Adelaide exchanged a glance with Noah, her expression shifting to something between amusement and concern. "I'm telling you, Noah, the kid's a chip off the old block. Watch out, she'll take your job." She turned away with a chuckle, but hernext words carried professional weight. "Though she has a good point. If it existed and was in the report, the evidence log should reveal that. You might want to check that."
"Yeah, I'll do that."
As they prepared to leave, Noah found himself both proud of Mia's analytical thinking and worried about where it might lead her.
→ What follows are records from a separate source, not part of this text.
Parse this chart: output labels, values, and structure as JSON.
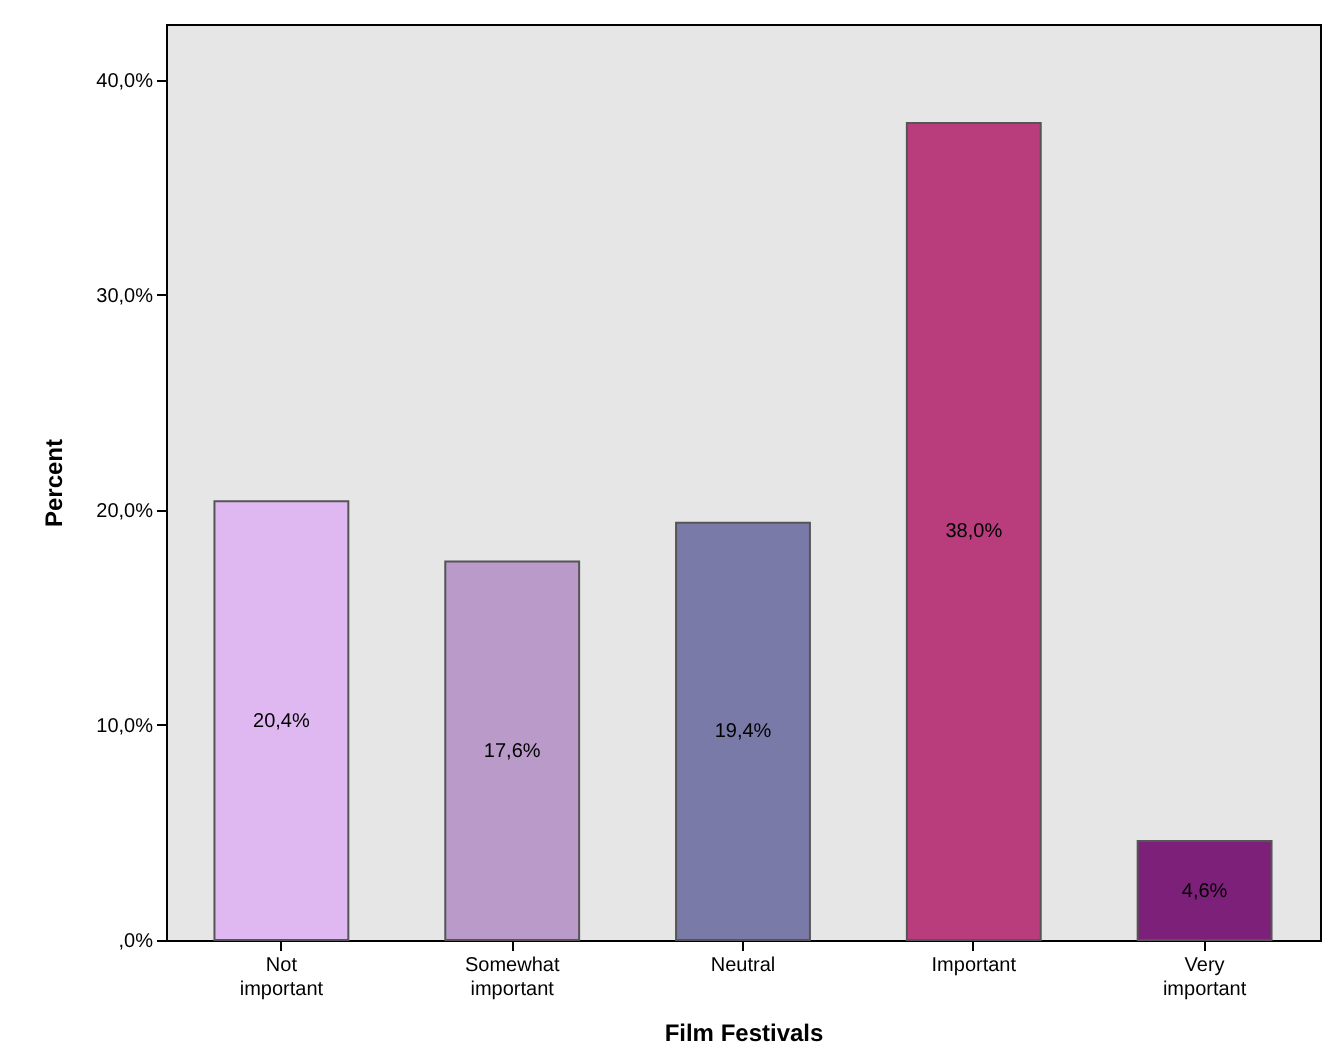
{
  "chart_data": {
    "type": "bar",
    "xlabel": "Film Festivals",
    "ylabel": "Percent",
    "categories": [
      "Not important",
      "Somewhat important",
      "Neutral",
      "Important",
      "Very important"
    ],
    "values": [
      20.4,
      17.6,
      19.4,
      38.0,
      4.6
    ],
    "colors": [
      "#dfb8f2",
      "#b99ac9",
      "#7a7aa8",
      "#b93c7c",
      "#7d2079"
    ],
    "value_labels": [
      "20,4%",
      "17,6%",
      "19,4%",
      "38,0%",
      "4,6%"
    ],
    "ylim": [
      0,
      42.6
    ],
    "yticks": [
      {
        "value": 0,
        "label": ",0%"
      },
      {
        "value": 10,
        "label": "10,0%"
      },
      {
        "value": 20,
        "label": "20,0%"
      },
      {
        "value": 30,
        "label": "30,0%"
      },
      {
        "value": 40,
        "label": "40,0%"
      }
    ],
    "grid": false,
    "legend": false
  }
}
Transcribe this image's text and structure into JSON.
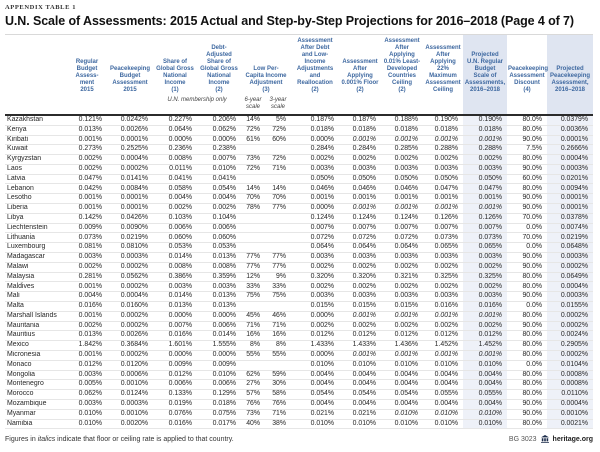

She had the instincts of a natural investigator, but those same instincts could create problems if they led her to see patterns that didn't exist or conspiracies where there were only bureaucratic failures.
After Luke’s death, he’d gone down that rabbit hole. Hell, he was still down it.
They headed out of the room in silence, the weight of new information and unresolved questions hanging between them. The fluorescent lights hummed overhead. Noah could see his daughter's mind working, processing, planning her next move.
As they waited for the elevator, he studied her profile again. The bruises were already beginning to fade at the edges, but the intensity in her eyes had only sharpened. She'd been through trauma that would have broken most people her age, yet here she was, still pushing for answers, still refusing to let sleeping dogs lie.